This project implements a classical machine learning pipeline to classify math questions into their respective subtopics (e.g., algebra, geometry, number theory).
Each question is stored as an individual JSON file, and the goal is to demonstrate correct data handling, feature engineering, model selection, and evaluation using traditional ML techniques. An optional bonus task demonstrates the use of a Large Language Model (LLM) to generate student-friendly, step-by-step solutions for a small sample of questions.
The project intentionally avoids deep learning models in order to focus on interpretable, efficient, and well-justified classical methods, as required by the assignment.
- Each math question is stored in a separate JSON file
- Questions are organized into directories by subtopic
- The directory name is treated as the ground-truth label
- algebra
- geometry
- precalculus
- intermediate_algebra
- prealgebra
- number_theory
- counting_and_probability
The dataset is provided with predefined train and test splits.
The dataset is loaded directly from the directory structure rather than being converted into a table prematurely.
Steps:
- Iterate over each subtopic directory
- Load individual JSON files
- Extract the question text (e.g., from
questionorproblemfields) - Assign labels based on directory names
- Discard empty or malformed entries
Minimal preprocessing is applied:
- lowercase conversion
- removal of non-alphanumeric characters
- whitespace normalization
Aggressive preprocessing (such as stemming or stopword removal) is avoided to preserve mathematical meaning.
Two TF-IDF representations are explored:
- Unigrams and bigrams
- Captures semantic information and mathematical terminology
- Character n-grams (3–5)
- Helps model:
- mathematical symbols
- formatting patterns
- LaTeX-style artifacts
These representations are lightweight, interpretable, and effective for sparse text data.
Two classical linear models are evaluated:
- Strong baseline for text classification
- Efficient and interpretable
- Well-suited for high-dimensional sparse features
- Consistently outperforms Logistic Regression in experiments
- Selected as the final model
| Model | Features | Accuracy | Macro F1 |
|---|---|---|---|
| Logistic Regression | Word TF-IDF | ~0.72 | ~0.73 |
| Logistic Regression | Char TF-IDF | ~0.73 | ~0.74 |
| LinearSVC | Word TF-IDF | ~0.75 | ~0.76 |
| LinearSVC | Char TF-IDF | ~0.75 | ~0.76 |
- LinearSVC consistently outperforms Logistic Regression
- Character-level TF-IDF provides small but consistent improvements
- Certain subtopics (e.g., prealgebra) are inherently ambiguous and overlap with algebra-related categories
LinearSVC with character-level TF-IDF is selected as the final model due to its superior and more stable performance.
Most errors occur between closely related subtopics, particularly:
- prealgebra vs algebra
- algebra vs intermediate_algebra
This overlap is expected and difficult to resolve without deeper semantic or curriculum-level context.
As an optional extension, an external Large Language Model (LLM) is used to generate step-by-step, student-friendly solutions for a small sample of math questions.
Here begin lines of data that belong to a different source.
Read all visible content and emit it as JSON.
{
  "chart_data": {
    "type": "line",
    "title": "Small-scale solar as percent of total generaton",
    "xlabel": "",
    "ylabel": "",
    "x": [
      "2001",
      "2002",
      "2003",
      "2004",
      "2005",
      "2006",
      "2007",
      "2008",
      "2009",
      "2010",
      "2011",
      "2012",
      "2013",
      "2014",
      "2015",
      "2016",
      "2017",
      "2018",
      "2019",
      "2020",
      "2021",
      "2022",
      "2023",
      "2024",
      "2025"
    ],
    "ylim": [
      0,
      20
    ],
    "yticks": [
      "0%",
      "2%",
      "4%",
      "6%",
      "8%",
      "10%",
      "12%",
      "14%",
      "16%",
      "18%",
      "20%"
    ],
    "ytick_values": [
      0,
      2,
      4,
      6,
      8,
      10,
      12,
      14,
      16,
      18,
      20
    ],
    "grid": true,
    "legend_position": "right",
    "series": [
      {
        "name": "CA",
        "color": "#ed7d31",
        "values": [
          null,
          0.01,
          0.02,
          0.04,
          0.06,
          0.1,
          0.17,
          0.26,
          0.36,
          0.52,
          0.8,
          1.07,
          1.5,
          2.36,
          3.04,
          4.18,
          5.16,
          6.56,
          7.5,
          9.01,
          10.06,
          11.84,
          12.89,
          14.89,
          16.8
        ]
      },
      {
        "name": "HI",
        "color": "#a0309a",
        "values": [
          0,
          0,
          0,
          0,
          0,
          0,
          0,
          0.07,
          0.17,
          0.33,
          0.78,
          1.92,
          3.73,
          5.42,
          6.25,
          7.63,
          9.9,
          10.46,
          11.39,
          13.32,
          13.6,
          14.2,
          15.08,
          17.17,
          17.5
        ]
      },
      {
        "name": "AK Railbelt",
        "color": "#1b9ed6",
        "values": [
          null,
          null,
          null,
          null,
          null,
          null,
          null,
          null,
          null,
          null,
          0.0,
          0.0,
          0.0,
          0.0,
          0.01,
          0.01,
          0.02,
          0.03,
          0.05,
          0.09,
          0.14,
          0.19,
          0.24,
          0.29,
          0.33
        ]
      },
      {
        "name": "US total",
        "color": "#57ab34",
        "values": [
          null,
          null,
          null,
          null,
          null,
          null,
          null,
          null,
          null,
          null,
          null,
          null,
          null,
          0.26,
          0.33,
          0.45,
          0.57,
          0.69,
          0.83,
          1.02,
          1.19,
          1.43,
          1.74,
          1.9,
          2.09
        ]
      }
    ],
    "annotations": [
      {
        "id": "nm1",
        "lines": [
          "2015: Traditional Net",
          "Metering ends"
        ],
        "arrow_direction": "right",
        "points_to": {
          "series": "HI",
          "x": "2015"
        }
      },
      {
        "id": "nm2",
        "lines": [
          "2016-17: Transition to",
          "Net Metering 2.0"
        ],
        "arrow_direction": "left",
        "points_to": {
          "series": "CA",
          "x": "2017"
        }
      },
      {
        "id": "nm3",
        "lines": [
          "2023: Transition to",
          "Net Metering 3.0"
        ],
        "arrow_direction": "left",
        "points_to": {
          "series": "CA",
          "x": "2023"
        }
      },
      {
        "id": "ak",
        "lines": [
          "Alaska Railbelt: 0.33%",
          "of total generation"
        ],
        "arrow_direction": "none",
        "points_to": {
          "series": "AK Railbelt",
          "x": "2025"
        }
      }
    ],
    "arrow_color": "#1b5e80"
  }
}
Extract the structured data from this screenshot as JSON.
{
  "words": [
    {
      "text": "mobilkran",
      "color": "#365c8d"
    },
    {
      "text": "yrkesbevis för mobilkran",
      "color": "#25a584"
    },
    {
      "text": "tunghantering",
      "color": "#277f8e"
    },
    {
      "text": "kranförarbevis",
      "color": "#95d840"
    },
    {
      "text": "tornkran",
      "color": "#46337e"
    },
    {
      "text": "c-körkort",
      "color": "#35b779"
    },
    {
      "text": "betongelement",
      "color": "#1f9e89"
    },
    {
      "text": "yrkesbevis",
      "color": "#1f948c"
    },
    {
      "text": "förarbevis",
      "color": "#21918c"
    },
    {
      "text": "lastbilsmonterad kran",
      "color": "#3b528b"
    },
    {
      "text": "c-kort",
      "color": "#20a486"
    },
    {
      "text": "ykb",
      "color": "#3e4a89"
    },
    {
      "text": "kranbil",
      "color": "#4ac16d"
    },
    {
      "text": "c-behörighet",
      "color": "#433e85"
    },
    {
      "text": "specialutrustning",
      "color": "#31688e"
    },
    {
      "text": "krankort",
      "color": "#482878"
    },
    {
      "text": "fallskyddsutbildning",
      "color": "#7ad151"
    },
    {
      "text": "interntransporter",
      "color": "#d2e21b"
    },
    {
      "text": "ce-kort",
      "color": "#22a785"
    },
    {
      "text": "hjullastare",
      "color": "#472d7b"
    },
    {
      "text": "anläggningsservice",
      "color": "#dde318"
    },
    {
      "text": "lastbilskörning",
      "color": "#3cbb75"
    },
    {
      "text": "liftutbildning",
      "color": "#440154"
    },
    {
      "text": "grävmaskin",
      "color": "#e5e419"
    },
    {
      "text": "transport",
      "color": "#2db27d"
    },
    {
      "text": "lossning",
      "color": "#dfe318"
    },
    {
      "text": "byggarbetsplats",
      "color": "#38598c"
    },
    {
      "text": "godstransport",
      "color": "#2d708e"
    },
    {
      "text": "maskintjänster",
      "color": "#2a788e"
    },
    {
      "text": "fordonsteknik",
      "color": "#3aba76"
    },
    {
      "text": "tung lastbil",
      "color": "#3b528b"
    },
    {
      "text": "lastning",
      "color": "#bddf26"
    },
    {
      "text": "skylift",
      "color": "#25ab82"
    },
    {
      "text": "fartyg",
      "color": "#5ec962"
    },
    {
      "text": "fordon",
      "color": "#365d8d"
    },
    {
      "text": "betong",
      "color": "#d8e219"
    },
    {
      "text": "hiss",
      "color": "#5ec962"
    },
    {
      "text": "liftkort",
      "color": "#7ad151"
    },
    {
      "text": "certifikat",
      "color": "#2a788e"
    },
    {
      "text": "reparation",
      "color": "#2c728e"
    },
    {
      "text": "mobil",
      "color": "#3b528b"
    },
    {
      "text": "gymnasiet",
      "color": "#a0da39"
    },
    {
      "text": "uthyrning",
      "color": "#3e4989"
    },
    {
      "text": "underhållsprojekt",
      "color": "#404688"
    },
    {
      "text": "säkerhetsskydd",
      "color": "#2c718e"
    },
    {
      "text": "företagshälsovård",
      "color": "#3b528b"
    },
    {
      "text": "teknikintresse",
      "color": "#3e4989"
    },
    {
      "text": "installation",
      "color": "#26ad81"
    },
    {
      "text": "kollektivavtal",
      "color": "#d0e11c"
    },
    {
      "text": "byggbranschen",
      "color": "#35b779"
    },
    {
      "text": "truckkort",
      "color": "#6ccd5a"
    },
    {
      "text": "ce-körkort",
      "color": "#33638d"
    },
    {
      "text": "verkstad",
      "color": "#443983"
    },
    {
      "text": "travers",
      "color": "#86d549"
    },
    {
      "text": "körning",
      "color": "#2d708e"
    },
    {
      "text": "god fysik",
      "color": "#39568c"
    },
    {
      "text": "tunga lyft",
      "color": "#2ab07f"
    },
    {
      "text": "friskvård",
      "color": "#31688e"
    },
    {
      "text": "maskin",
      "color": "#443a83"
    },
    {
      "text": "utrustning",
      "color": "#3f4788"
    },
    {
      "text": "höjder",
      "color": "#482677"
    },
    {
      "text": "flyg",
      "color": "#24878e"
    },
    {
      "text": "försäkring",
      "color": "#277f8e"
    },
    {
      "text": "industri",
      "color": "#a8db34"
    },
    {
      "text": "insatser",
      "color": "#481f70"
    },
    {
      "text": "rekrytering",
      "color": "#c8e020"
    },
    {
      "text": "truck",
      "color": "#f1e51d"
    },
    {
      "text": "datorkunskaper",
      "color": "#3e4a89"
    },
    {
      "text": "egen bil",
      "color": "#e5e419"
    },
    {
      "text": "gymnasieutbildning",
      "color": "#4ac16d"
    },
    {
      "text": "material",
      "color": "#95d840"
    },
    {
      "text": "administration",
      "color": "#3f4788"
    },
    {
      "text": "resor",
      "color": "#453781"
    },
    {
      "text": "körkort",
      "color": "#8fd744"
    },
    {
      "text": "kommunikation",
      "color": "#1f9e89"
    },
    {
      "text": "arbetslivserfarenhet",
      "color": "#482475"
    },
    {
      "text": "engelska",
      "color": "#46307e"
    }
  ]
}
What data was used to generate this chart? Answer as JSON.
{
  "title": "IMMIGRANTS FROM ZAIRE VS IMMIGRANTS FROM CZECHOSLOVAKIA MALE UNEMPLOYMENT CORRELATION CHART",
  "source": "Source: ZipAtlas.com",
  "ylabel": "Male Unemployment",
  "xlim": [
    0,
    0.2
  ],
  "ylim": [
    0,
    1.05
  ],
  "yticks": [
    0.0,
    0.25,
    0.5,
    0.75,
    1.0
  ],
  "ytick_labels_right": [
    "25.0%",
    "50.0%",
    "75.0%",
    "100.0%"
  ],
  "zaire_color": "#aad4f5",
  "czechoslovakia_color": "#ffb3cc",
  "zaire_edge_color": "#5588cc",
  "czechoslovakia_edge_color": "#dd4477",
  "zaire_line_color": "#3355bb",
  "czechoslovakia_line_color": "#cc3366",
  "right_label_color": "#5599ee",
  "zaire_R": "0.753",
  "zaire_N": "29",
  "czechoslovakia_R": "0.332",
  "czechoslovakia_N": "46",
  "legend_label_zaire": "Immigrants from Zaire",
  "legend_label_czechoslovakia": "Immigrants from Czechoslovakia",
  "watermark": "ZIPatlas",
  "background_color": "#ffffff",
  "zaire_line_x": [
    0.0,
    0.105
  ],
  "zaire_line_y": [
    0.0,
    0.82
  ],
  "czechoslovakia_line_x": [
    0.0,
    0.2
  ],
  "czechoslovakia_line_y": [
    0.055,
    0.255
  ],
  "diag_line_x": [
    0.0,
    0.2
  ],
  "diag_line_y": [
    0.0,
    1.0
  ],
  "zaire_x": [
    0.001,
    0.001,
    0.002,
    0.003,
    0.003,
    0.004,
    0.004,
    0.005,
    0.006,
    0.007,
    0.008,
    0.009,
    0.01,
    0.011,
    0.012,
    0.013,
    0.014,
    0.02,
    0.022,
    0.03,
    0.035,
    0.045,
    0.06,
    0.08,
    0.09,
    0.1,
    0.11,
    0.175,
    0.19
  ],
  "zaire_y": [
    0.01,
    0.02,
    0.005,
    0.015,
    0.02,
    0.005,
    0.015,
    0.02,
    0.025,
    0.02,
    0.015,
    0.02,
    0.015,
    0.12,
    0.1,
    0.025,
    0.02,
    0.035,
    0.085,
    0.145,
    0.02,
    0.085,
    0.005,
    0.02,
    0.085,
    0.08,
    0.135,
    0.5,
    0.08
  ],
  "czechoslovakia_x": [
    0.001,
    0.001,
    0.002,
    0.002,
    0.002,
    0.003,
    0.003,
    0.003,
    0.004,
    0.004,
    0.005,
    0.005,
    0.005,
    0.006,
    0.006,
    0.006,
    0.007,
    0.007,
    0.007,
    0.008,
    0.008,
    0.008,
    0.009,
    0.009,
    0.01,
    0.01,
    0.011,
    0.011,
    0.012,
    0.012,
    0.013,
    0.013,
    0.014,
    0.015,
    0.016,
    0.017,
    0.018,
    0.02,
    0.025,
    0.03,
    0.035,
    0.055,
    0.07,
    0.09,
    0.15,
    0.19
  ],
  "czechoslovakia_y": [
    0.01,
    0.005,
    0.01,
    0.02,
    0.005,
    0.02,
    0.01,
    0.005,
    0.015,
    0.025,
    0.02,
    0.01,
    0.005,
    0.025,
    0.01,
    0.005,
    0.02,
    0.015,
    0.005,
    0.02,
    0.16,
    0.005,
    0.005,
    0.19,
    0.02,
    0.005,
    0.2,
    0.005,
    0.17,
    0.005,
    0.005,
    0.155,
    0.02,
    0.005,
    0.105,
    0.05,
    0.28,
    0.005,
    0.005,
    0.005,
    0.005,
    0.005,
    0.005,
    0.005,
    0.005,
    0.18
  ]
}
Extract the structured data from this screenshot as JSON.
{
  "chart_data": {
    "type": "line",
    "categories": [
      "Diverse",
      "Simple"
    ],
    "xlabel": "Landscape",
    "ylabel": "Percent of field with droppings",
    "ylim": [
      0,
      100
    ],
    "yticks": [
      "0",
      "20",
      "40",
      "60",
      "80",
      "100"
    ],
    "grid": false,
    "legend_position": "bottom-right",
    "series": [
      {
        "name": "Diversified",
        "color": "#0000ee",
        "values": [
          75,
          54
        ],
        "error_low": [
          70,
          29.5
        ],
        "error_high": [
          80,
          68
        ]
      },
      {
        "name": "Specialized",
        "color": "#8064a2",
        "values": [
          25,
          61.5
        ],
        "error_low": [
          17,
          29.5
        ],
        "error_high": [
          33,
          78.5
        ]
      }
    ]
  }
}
- The LLM is accessed via an external API
- Only a limited subset of questions is processed
- The generated explanations are displayed directly within the notebook output
- The LLM is not integrated into the classification pipeline
This demonstrates how LLMs can complement classical ML systems for educational use cases while keeping the core task purely classical.
- The entire workflow is contained in a single Jupyter notebook
- The notebook can be executed top-to-bottom without relying on hidden state
- All experiments are deterministic given the same environment
- Open the notebook in Google Colab
- Run all cells sequentially from top to bottom
- View evaluation metrics and LLM-generated explanations directly in the notebook output
- Prefer clarity over complexity
- Use classical ML where it is sufficient
- Perform controlled ablations instead of blind optimization
- Keep optional extensions clearly separated from core functionality
This project demonstrates a complete and well-structured classical ML workflow:
- correct data ingestion from JSON files
- principled feature engineering
- meaningful model comparisons
- thoughtful error analysis
- optional, well-isolated LLM usage
The resulting system is efficient, interpretable, and fully aligned with the assignment requirements.